Experts who tried to raise concerns about HRT were "ridiculed", according to an article in the British Medical Journal today. Researchers say the HRT case exposes the "strong vested interests and biased reporting" in the way drugs are licensed and tested by pharmaceutical companies.

Experts from the Nuffield Department of Obstetrics and Gynaecology at Oxford University conducted a study as early as 1997, which found there was a significantly increased risk of heart disease among women who took HRT. The 1997 research looked at 23 trials involving more than 2,000 women on HRT. But experts and drugs companies dismissed the study and insisted that the therapies were safe.

When the researchers tried to follow up their study by looking at unpublished data collated by the pharmaceutical companies for licensing applications, they hit a brick wall. Experts told them it would be impossible to obtain such data in Britain, and they had to go to the High Court in Finland to retrieve the details.
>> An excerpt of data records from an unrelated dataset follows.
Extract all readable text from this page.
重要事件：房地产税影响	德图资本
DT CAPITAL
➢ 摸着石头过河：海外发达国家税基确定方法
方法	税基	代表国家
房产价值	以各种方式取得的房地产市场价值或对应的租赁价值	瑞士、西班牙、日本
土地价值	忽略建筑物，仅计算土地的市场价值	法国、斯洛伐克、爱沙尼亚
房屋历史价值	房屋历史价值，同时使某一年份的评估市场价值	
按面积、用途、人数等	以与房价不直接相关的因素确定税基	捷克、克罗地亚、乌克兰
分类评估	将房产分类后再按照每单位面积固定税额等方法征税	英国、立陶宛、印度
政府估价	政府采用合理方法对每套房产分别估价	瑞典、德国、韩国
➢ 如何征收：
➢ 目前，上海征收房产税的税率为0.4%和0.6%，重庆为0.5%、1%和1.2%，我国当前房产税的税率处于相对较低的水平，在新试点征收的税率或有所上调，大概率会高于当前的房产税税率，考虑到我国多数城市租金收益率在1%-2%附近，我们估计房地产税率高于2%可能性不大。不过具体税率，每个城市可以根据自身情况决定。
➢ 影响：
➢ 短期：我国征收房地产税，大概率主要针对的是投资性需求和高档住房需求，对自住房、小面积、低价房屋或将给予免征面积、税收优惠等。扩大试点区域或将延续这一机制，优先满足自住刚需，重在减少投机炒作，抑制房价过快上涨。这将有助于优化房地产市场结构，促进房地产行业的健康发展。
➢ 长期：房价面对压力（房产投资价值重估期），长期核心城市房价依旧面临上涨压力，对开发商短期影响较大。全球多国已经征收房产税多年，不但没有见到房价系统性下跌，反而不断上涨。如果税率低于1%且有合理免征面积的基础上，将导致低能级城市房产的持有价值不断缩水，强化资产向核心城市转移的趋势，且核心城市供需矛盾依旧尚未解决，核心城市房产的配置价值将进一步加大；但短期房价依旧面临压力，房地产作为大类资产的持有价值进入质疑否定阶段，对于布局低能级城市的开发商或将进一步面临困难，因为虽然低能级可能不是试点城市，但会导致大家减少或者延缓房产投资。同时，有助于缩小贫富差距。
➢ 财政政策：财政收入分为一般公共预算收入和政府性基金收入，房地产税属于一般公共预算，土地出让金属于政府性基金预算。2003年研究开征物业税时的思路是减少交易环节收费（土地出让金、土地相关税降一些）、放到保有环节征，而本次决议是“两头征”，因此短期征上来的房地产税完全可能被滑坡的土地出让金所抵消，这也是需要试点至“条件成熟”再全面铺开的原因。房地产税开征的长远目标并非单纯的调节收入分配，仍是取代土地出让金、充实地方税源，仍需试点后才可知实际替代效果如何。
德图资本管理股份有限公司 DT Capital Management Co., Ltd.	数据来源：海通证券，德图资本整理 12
The researchers, having finally obtained six unpublished studies, found that the health risks associated with HRT were greater than they had initially thought. But only 4 per cent of the studies had adequate records of adverse events associated with HRT, and the researchers had to pore over complicated data sheets to extract the evidence.

Even then, the risks were ignored until 2002, when the Women's Health Initiative (WHI) study - involving 16,000 patients - was halted five years early because researchers concluded that the risks of HRT meant it would be unethical to continue. The WHI study showed that women on HRT had a 29 per cent increased risk of having a heart attack and a 41 per cent increased risk of suffering a stroke. The British-based Million Women Study into HRT was also halted as a result.

Thousands of women stopped taking HRT because of the health scare. Professor Klim McPherson, one of the Nuffield researchers, said: "The enthusiasm [of the drugs companies for HRT] was based on a leap of faith." He added that pharmaceutical companies should be forced to publish the results of studies they conduct on new drugs and treatments.

Although the HRT trials were stopped at an early stage, Professor McPherson said that many participants were needlessly exposed to the risk of heart disease and cancer. "These trials might not have been so necessary if better use had been made of existing evidence," he said. "How long will it take us to learn? How many women were needlessly exposed to an increased risk of cardiovascular disease?"

The latest revelations will add to the confusion surrounding HRT and the health risks associated with it. A leading researcher from the WHI study said this month that up to one-third of women who had abandoned HRT treatment had done so unnecessarily because they and their doctors had misunderstood the concerns. Susan Johnson said that, for women with severe menopausal symptoms, the benefits of HRT therapy still outweighed the risks.